Mpreg as a genre has pretty much morphed into just a part of the Alpha/Beta/Omega stuff (and it's also been declared transphobic)

[–]NDG 4 insightful - 1 fun4 insightful - 0 fun5 insightful - 1 fun -  (0 children)

I’ve liked slash and m/m fiction since the early 2000s, but I never got into most yaoi because the hyper-feminine guys seemed so unrealistic to me. I never got into Tumblr, either.
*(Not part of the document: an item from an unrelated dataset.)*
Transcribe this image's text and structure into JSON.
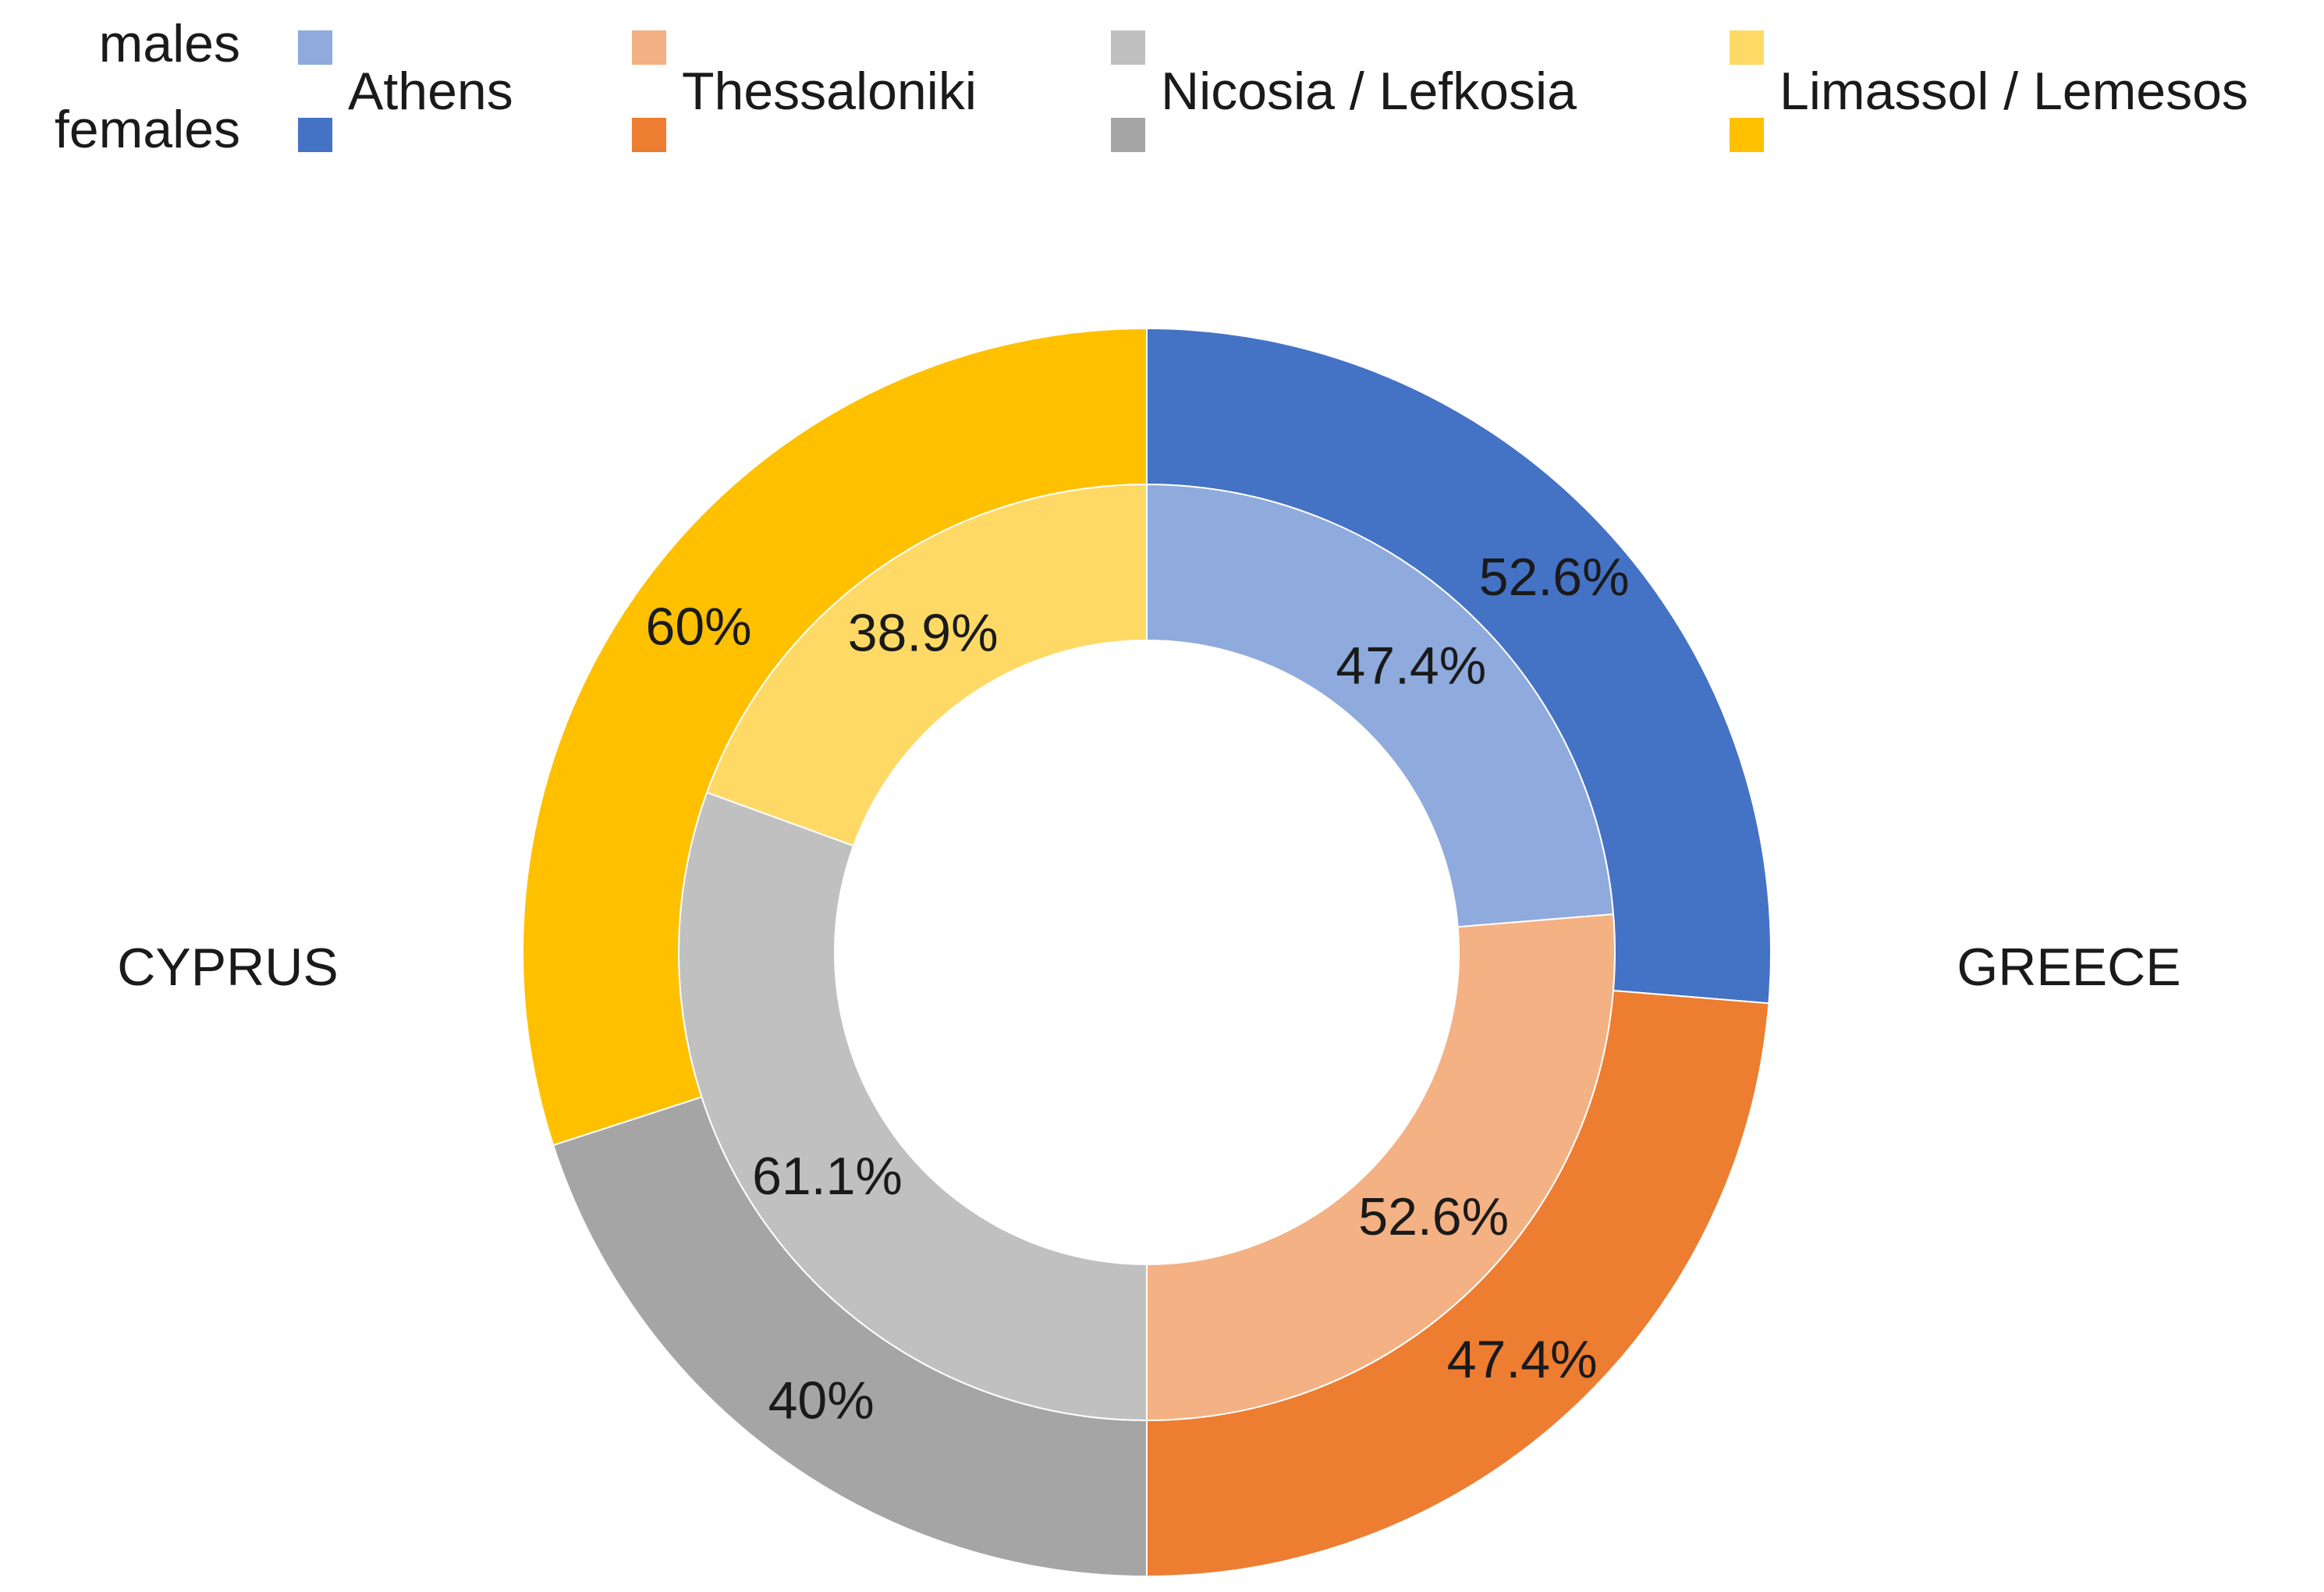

I don’t go for most m/f fiction because it tends to be way too into gender roles, or else the author overdoes how the woman is a Strong Female Character and Just As Good As A Man. F/f seems to often have a political slant that I find off-putting in a romance.

Back in the 2000s, people might do cosplay as male characters, but girls didn’t think liking those characters or liking slash meant they were trans men. I wonder how much of this can be attributed to Tumblr.

[–][deleted] 2 insightful - 1 fun2 insightful - 0 fun3 insightful - 1 fun -  (1 child)

I keep saying this: I think there is a shit ton of animation/cartoons being pushed on kids in order to indoctrinate them. Maybe anime from Japan has more complex motivations, but who knows. Is transitioning gaining popularity there?

[–][deleted] 3 insightful - 1 fun3 insightful - 0 fun4 insightful - 1 fun -  (0 children)

Nope -- being out and lesbian/gay is still very new there. The high tide of the trans craze seems to be UK, North America, and (I think?) Australia.